観光客が多いこの街は、田舎の閉鎖的な村とは違い、特別排他的という訳でもないだろう。他の観光客らしい人々は自然に受け入れられている様子だった。その中で夢子だけが、村社会にやってきた余所者扱いを受けている。余所者は他にも沢山いるのに、だ。
――余所者。
彼らにとって余所者とは、もしかすると……“ループの外から来た者”なのではないか。
この街ではアドルフ以外、誰も時間のループに気付いていないという話だった。それは平然と生活している人々を見れば察することができたが、意識として気付いていないにしても、無意識下で何かを感じているのかもしれない。
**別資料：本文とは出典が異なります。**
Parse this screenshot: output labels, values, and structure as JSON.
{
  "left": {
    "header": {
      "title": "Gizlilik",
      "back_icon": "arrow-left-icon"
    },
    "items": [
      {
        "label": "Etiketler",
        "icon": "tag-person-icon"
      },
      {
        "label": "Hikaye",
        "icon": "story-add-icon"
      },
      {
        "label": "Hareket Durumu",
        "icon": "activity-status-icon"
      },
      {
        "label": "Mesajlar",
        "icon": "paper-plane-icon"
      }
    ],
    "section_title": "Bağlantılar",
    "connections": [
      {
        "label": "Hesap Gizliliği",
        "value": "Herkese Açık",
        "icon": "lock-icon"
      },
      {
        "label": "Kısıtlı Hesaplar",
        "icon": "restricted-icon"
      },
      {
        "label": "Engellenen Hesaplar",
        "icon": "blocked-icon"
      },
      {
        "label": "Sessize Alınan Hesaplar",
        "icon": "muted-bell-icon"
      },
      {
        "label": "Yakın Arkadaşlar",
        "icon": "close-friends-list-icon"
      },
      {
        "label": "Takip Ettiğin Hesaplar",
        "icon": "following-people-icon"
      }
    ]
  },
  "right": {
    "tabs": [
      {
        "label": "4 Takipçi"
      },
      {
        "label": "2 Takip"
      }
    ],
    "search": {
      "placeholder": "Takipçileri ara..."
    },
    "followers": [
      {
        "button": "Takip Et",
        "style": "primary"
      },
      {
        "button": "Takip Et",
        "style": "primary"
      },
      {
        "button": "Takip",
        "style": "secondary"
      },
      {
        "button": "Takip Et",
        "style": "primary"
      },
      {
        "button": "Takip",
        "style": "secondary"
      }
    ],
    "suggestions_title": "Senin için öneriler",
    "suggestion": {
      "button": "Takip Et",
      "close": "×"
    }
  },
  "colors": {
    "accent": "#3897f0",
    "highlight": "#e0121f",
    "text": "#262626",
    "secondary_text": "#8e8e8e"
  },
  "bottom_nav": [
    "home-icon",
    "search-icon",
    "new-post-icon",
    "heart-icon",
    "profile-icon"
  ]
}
だとすれば、これまでの繰り返しにいなかった夢子に、彼らが違和感を抱くのも理解できる。
時間のループ。
それは、単なる巻き戻しと再生の繰り返しではないのかもしれない。
ただ皆が同じ一日をなぞって演じるような、紛いものなのかもしれない。
(気味が悪い……)
得体の知れないものに対する恐怖が、心と体に圧し掛かってくる。だがここで一人籠っていても何も解決しないのは分かっていた。ピーターに任せていればどうにかなるかもしれないが、黙っているのは夢子の性に合わない。
誰かに自分の物語を任せるのは嫌なのだ。
(少し寝たら、ご飯を食べにまた外に行ってみようかな)
夢子はベッドに転がり、枕に顔を埋めた。